Медсестра качает головой.
Андрияненко молча становится за свое рабочее место, подводит окуляры микроскопа. Вспыхивает свет — яркий, холодный, и тени по углам испуганно вспархивают, исчезая.
«Лейку» нейрохирург не настраивает, даже не калибрует, и от этого у Иры холодок бежит по спине: на ее памяти это первая операция из всех, в которой Андрияненко не трогает свой любимый аппарат.
Старательно отгоняя плохие мысли, Ира подает ей первый инструмент. Проверка контактов, короткое «начинаем» — и Лиза с головой погружается в работу.
Медсестра никогда не видела, чтобы Андрияненко делала трепанацию. На единственной операции без Гилмора это делал Хармон, а сейчас прямо перед ней нейрохирург своими тонкими паучьими пальцами держит огромный электронный коловорот, весящий никак не меньше килограмма, и бесстрастно выпиливает четыре отверстия таким жестом, словно собирается вешать картину.
У Иры все усилено вдвое: ее темп работы, ее реакция, ее обязанности. Как в какой-нибудь компьютерной игре, когда ловишь бонус. Вот только там можно сохраниться и начать сначала, здесь же нет никаких вариантов — только крошечное поле действия и ровное дыхание Андрияненко.
Меняются сверла, ставятся лезвия для пил.
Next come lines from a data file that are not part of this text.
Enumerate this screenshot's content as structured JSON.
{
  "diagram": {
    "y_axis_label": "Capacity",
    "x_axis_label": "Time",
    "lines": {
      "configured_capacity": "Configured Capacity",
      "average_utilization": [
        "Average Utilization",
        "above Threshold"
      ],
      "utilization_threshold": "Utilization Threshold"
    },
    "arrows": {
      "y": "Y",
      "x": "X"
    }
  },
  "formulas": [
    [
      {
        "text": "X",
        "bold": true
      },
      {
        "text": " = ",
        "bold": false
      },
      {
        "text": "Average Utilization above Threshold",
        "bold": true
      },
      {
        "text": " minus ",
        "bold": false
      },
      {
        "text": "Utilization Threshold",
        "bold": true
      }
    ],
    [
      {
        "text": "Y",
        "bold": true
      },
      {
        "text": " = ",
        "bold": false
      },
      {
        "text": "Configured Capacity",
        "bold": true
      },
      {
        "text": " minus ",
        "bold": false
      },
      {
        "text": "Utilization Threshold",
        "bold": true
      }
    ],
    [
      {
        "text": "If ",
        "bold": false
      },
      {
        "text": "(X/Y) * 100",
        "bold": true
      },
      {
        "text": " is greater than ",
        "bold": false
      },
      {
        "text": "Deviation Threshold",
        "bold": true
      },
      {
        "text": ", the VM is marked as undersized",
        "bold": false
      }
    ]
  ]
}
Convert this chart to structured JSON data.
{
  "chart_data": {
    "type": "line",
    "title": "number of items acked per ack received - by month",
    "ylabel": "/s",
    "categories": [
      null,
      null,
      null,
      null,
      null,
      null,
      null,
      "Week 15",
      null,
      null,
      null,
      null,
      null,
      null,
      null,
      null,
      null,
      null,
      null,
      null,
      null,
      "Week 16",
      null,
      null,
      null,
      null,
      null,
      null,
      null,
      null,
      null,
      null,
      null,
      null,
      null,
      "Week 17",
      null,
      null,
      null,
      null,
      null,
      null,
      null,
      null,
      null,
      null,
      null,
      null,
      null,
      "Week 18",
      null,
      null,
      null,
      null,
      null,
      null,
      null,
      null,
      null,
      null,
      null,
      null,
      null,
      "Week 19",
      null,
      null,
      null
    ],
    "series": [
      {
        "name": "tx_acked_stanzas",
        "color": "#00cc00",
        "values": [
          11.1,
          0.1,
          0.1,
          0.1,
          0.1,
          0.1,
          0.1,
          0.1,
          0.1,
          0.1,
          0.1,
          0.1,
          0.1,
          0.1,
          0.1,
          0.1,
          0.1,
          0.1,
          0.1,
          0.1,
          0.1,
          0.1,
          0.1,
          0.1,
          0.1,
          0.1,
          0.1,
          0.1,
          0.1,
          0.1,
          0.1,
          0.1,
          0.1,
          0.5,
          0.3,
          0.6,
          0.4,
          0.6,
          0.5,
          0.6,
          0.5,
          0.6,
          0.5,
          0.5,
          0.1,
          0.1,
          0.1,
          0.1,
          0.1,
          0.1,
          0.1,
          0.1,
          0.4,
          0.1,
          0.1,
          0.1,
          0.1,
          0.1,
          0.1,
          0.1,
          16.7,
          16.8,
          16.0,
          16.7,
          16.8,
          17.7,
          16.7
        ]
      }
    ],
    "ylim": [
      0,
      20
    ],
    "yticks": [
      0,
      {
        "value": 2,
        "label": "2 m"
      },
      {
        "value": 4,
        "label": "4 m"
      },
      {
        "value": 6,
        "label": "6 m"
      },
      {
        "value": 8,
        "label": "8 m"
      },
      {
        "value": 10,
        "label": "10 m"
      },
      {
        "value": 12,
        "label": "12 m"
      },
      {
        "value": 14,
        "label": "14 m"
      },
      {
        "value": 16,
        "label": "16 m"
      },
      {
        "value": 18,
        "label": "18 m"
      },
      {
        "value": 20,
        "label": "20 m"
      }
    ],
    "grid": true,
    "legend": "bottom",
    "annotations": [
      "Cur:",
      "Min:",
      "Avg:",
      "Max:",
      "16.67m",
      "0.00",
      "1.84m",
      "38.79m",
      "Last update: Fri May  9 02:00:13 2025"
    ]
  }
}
Костный порошок летит в стороны, Ира едва успевает сушить пространство, смахивая пыль. Лиза словно бежит наперегонки со смертью: все настолько стремительно, резко и быстро, что медсестра превращается в один сплошной ряд действий.
Оборудование жужжит, вибрирует и шипит, Андрияненко все еще не говорит ни слова, Ира наскоро меняет кюветки и видит, как нейрохирург кусает маску изнутри. Сжимает ткань зубами, впиваясь до их отпечатков, сосредоточенно прищуривается, вскрывая твердую мозговую оболочку. Расслабляется на секунду только тогда, когда Ира сбрасывает сверла в специальный контейнер: этап трепанации завершен.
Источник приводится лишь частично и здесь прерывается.